Sales of tiny Cokes are soaring as many Americans try to cut back on calories and sugar. But those adorably small Cokes come at a premium price.
Less is more, sometimes. Coca-Cola is proving that with its sales of tiny sodas. They may be smaller and more expensive (per ounce) than their larger counterparts, but those adorable little cans and bottles of soda are flying off the shelves.
Many Americans are trying to cut back on sugar and calories, and soft drink companies have felt the pinch. “Soda consumption has declined persistently in recent years, with public health officials blaming it for making people fat and calling for special taxes and even warning labels on cans,” The Associated Press reports.
Americans who aren’t ready to give up soda seem to be more than willing to buy smaller versions – 7.5-ounce cans and 8-ounce bottles – of their favorite soft drinks. The bigger cans contain about 140 calories, compared with 90 calories in the smaller can. But Money said those little cans come with a hefty price tag:
Beyond their nontraditional size, what all of the smaller soda items have in common is that they’re “premium-priced packages.” Yes, the value proposition in the trendy category is that you not only get less product, but you get to pay more for the privilege. Coca-Cola estimates that consumers typically pay 31 cents for each traditional 12-ounce Coke purchased in a 12- or 24-pack at the supermarket.
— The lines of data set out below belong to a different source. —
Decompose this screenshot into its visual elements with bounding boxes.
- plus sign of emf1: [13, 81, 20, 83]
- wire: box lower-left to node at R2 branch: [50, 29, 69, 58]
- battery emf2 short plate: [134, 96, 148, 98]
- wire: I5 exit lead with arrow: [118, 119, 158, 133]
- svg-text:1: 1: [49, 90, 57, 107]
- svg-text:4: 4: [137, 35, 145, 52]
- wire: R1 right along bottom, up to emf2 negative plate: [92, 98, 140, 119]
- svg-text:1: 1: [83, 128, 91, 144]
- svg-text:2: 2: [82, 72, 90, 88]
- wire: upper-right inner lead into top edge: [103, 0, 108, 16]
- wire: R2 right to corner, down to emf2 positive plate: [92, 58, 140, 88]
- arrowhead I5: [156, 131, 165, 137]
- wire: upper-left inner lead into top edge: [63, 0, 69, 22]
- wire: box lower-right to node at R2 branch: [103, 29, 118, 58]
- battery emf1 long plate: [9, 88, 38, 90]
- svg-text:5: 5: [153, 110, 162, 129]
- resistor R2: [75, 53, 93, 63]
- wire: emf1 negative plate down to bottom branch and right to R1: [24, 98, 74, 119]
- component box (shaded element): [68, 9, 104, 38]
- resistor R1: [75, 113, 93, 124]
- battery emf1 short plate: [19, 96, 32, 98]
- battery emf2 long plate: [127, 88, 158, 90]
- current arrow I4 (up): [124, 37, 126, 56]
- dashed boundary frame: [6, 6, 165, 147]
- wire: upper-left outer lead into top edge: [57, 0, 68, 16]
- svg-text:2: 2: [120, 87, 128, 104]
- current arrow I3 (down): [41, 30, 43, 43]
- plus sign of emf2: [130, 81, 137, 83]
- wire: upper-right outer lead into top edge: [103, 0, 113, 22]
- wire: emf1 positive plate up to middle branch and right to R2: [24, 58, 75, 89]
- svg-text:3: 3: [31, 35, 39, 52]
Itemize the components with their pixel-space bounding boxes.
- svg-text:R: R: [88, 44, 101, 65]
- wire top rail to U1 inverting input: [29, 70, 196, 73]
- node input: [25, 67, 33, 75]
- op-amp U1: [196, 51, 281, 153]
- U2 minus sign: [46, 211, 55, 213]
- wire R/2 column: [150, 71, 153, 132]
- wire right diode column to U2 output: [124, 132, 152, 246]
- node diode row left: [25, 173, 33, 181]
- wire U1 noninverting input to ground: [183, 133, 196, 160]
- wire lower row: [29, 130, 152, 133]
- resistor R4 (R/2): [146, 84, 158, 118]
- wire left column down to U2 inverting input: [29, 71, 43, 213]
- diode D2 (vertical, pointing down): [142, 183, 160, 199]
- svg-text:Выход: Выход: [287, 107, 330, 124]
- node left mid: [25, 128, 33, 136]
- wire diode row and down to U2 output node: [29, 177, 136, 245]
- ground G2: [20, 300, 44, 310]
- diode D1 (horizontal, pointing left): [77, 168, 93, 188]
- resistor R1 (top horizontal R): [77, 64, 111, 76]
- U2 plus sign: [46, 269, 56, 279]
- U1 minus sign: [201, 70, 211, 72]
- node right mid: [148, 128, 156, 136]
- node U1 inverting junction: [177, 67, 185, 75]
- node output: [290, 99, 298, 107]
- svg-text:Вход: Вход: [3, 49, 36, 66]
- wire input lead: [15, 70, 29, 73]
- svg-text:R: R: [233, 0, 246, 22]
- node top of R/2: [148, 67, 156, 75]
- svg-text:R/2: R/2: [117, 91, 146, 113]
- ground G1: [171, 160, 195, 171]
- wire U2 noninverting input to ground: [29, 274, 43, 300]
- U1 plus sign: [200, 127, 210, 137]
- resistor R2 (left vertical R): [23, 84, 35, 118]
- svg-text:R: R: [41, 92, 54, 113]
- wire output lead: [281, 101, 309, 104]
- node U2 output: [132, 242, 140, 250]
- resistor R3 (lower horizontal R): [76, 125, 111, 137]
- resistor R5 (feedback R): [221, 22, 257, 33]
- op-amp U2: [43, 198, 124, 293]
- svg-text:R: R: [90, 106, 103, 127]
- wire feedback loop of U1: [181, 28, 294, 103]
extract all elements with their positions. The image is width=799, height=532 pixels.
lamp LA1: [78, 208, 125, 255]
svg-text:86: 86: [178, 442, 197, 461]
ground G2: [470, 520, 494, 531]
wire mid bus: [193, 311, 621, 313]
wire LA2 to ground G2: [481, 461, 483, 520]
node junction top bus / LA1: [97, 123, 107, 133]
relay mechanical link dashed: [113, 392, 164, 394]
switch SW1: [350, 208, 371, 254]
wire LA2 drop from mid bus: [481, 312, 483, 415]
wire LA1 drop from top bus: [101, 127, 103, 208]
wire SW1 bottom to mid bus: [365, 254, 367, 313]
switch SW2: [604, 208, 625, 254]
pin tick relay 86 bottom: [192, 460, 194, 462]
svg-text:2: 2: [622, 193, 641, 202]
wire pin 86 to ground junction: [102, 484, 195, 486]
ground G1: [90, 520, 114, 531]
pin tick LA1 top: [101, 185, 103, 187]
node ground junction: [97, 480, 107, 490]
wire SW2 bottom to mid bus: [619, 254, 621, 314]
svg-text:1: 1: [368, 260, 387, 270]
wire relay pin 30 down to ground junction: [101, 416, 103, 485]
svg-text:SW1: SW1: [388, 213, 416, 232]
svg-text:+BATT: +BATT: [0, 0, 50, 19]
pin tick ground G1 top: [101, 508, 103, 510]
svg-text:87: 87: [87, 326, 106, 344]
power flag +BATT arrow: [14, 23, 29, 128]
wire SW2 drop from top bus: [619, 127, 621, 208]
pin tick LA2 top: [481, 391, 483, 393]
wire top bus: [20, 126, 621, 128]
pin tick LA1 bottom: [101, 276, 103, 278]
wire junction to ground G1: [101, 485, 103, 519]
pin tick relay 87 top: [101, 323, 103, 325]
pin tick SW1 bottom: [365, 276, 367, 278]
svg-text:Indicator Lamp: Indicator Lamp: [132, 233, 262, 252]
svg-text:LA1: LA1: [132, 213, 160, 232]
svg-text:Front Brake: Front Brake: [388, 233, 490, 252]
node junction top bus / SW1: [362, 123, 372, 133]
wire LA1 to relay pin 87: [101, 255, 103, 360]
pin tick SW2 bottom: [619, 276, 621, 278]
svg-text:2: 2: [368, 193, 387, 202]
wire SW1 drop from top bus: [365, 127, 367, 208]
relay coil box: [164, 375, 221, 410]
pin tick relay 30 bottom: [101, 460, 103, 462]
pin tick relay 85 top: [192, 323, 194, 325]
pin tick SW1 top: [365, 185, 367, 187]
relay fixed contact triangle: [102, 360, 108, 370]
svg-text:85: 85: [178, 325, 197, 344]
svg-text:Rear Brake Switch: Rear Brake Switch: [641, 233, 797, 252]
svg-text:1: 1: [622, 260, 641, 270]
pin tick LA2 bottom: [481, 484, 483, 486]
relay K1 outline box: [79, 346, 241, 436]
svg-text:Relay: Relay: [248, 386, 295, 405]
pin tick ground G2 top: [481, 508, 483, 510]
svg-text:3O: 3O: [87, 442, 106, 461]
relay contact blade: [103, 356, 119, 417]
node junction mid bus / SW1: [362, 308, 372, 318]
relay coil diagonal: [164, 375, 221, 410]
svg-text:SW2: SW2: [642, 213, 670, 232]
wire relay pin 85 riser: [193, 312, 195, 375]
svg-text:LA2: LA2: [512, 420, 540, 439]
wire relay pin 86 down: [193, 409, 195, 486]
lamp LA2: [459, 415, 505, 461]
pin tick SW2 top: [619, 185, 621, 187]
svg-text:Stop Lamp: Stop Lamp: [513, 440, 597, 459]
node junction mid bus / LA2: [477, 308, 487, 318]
By contrast, the average price per 7.5-ounce mini can breaks down to 40 cents a pop.
Coca-Cola said it is selling less soda, but its revenue is actually up because the smaller cans and bottles are so popular, the AP said. “Sales of Coke’s smaller sizes, which include a 1.25-liter bottle as an alternative to the 2-liter bottle, were up 9 percent last year through October,” the AP reports.
Though Americans’ intentions are good when they buy the smaller cans of soda, unfortunately, they’re not actually reducing how much soda they drink, Money said.
The great (or sad) irony is that research shows that consumers tend to buy (and drink) far more sugary drinks when they’re purchased in smaller packages. Therefore, whatever health benefits may have been gained via the small size is likely outweighed by the fact that you’re consuming as many or more ounces of soda overall.
As cute as the mini cans and bottles of soda may be (I love them!), from a money-saving standpoint, if you’re concerned about the sugar and calories, you’d be better off buying the big brother version, drinking half the can, and tossing the rest in the garbage.
Soda is definitely my vice. I typically buy a 12-pack of cans. As it happens, I rarely drink an entire can and usually end up dumping half down the drain. I’m happy to discover that I’ve unknowingly been more cost-conscious by dumping the pop, rather than buying the smaller cans.